Abstract:
Objective To explore the application value of two-dimensional ultrasound and shear wave elastography (SWE) in diagnosing breast cancer-related lymphedema (BCRL) and evaluating the efficacy on rehabilitation.
Methods According to the clinical assessment, a total of 102 patients were divided into normal group, subclinical lymphedema group and clinical lymphedema group. Two-dimensional ultrasoundand SWE were used to detect the skin and subcutaneous tissue of the upper limbs of the patients, and the corresponding thickness and hardness were obtained. The correlations of the thickness and hardness of the skin and subcutaneous tissue of the patients in the edema group(subclinical lymphedema group and clinical lymphedema group) with the International Society of Lymphology(ISL)classification were analyzed. The thickness and hardness of skin and subcutaneous tissue of affected limb and contralateral limb in the three groups were compared. The value of circumferential diameter measurement, two dimensional ultrasound and SWE in evaluating therapeutic effect was compared.

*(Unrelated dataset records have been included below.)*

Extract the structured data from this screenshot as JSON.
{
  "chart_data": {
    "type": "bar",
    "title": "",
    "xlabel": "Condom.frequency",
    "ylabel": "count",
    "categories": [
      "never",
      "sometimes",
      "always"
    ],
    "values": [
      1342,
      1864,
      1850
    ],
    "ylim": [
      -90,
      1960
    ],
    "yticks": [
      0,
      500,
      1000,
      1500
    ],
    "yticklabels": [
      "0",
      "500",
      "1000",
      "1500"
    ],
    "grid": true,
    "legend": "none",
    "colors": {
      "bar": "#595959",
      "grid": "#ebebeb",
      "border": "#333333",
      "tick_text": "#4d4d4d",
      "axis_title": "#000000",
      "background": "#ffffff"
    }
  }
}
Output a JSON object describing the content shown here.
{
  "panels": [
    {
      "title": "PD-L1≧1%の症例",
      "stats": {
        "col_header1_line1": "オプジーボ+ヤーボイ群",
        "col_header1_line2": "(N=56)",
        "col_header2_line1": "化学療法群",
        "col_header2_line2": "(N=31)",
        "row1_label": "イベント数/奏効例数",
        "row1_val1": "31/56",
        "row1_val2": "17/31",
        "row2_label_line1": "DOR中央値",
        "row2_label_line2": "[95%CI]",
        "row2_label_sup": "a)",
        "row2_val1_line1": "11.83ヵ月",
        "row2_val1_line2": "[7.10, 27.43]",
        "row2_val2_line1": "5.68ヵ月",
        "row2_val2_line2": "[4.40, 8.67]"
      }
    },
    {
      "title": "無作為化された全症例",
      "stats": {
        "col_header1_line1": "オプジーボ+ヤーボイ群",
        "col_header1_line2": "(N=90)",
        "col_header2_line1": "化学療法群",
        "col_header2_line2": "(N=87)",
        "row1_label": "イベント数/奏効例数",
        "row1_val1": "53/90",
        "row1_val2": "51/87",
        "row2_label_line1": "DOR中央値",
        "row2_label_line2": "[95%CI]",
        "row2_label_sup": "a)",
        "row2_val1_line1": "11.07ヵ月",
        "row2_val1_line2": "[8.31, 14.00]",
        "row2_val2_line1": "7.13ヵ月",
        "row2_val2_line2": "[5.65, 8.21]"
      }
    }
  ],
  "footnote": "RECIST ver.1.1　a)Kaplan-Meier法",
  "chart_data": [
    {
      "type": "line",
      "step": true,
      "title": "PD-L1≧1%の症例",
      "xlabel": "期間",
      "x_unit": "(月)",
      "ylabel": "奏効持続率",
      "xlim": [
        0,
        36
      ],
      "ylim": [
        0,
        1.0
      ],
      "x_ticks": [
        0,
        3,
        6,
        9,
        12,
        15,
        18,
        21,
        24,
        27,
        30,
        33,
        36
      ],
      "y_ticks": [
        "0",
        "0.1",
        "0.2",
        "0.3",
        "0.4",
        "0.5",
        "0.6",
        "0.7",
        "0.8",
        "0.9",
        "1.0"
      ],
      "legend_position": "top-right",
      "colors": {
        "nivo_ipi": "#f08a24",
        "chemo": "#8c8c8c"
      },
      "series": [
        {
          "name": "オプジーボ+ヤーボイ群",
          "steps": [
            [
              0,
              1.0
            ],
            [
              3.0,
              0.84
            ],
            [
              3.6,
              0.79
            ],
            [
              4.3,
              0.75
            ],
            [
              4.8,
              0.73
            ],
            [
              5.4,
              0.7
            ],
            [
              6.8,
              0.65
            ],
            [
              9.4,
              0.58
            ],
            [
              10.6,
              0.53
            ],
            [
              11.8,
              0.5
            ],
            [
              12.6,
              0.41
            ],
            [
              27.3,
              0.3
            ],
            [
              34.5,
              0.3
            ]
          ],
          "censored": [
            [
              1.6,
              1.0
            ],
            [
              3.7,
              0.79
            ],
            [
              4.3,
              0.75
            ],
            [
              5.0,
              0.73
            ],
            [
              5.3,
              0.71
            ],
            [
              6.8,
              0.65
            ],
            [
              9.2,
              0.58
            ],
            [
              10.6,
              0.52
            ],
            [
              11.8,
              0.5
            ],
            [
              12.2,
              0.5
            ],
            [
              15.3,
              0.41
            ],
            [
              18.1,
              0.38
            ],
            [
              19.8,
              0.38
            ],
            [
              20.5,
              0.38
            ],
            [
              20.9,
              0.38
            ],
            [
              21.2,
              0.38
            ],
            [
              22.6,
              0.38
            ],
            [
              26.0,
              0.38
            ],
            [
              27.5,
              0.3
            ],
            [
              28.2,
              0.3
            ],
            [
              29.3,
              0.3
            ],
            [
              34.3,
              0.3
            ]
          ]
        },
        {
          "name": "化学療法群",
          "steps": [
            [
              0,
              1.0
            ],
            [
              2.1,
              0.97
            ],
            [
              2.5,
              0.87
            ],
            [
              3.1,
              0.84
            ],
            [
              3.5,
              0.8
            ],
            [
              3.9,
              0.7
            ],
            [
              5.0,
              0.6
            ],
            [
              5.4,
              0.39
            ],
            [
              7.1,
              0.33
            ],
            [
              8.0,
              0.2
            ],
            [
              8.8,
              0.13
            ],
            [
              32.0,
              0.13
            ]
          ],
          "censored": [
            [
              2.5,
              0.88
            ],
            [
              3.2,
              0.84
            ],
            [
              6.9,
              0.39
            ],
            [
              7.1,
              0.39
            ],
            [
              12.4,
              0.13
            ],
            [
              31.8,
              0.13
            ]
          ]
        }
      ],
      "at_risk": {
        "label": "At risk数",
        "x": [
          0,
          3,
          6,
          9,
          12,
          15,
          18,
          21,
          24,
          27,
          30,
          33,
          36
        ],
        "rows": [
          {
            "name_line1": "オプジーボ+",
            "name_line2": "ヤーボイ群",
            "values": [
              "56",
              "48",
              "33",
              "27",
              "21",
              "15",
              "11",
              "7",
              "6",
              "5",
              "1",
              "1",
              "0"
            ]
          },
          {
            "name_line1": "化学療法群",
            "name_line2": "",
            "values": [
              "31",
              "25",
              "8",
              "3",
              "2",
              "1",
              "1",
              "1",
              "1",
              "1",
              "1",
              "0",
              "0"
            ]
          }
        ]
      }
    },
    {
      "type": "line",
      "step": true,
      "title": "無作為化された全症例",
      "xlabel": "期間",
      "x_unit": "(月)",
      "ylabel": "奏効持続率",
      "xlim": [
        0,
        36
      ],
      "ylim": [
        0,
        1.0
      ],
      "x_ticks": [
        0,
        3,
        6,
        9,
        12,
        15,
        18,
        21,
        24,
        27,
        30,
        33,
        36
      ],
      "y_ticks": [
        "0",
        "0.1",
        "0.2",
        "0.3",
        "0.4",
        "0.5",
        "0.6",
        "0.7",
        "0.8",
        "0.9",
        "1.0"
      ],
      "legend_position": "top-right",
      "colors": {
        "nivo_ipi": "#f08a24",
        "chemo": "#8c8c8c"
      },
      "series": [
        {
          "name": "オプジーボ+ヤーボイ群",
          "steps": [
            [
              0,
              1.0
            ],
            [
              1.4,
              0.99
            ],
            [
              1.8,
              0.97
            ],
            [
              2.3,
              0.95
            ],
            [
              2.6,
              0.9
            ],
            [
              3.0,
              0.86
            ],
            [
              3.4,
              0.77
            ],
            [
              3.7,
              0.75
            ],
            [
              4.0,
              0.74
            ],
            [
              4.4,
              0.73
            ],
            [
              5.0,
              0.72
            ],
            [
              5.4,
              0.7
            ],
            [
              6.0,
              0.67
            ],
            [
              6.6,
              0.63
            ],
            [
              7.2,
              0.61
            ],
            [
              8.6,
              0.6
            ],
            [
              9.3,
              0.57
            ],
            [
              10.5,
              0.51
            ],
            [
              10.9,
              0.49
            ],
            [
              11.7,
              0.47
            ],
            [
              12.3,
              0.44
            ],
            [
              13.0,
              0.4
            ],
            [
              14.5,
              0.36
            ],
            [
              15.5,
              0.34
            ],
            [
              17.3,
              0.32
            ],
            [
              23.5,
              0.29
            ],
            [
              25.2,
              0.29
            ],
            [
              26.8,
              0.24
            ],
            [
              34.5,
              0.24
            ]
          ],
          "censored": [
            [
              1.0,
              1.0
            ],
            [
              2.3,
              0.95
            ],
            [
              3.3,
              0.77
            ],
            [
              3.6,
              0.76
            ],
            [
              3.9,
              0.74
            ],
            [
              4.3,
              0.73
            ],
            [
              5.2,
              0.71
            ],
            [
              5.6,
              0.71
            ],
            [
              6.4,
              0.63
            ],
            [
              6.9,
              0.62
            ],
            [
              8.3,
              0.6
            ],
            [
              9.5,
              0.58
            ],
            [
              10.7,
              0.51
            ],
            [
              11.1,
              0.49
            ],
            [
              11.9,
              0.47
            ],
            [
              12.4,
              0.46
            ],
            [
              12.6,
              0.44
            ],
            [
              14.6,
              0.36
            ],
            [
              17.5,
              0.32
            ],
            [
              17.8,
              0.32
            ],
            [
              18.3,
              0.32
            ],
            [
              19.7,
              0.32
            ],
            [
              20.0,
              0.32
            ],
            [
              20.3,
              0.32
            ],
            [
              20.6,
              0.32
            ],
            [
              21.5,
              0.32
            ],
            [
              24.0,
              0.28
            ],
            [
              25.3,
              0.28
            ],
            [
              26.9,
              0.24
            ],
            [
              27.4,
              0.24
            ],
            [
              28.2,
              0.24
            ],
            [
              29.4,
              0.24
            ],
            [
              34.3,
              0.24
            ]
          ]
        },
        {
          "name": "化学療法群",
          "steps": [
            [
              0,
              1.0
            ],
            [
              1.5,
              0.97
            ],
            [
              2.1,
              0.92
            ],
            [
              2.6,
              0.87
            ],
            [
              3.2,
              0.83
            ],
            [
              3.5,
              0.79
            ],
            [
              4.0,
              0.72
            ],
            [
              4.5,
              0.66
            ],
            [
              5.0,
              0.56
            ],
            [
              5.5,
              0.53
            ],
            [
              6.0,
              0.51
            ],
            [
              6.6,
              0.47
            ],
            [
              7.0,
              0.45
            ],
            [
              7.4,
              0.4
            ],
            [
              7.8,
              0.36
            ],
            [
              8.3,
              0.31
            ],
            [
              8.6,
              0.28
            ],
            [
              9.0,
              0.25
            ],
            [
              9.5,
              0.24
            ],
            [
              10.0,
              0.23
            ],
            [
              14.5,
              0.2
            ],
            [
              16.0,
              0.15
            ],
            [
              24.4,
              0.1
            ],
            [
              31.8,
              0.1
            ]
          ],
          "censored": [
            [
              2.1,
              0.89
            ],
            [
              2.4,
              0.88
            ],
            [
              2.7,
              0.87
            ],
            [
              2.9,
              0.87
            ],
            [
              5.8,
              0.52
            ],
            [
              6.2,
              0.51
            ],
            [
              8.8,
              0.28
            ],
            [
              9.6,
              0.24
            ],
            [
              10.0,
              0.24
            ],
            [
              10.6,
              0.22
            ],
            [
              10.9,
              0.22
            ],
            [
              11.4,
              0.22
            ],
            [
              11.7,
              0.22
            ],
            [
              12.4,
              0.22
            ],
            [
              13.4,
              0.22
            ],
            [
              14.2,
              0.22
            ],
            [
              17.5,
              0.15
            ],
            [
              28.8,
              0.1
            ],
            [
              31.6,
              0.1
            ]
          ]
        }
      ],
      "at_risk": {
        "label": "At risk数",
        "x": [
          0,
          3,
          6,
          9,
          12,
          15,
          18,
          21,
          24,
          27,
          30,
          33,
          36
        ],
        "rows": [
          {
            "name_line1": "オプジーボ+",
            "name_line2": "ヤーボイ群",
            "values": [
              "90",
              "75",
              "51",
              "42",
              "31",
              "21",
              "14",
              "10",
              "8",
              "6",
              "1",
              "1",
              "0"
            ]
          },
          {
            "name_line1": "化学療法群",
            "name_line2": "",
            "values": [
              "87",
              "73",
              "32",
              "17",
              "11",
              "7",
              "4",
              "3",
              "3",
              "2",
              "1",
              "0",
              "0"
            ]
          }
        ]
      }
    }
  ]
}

Results In subclinical lymphedema group, the skin thickness, hardness and subcutaneous tissue hardness ofthe forearm of the affected limb were greater than those of the opposite limb (P < 0.05). The skin and subcutaneous tissue thickness and hardness ofthe forearm and upper arm of the affected limb in the clinical lymphedema group were significantly greater than those of the contralateral limb (P < 0.05); forearm skin thickness (r=0.443, P < 0.001) and forearm skin hardness (r=0.275, P=0.024) in the edema group were significantly positively correlated with ISL stage. The receiver operating characteristic curve showed that the area under the curve of two-dimensional ultrasound and SWE in diagnosis of subclinical BCRL was 0.808 and 0.934, respectively. the differences between the two-dimensional ultrasound and SWE assessment of the subclinical lymphedema group before and after treatment were statistically significant (P < 0.05). There was no significant difference in the assessment results of circumference measurement before and after treatment (P=0.293).
Conclusion Two-dimensional ultrasound and SWE are both of high value for the diagnosis and assessment of treatment effects of BCRL; in early diagnosis, the diagnostic efficacy of SWE is better than that of two-dimensional ultrasound.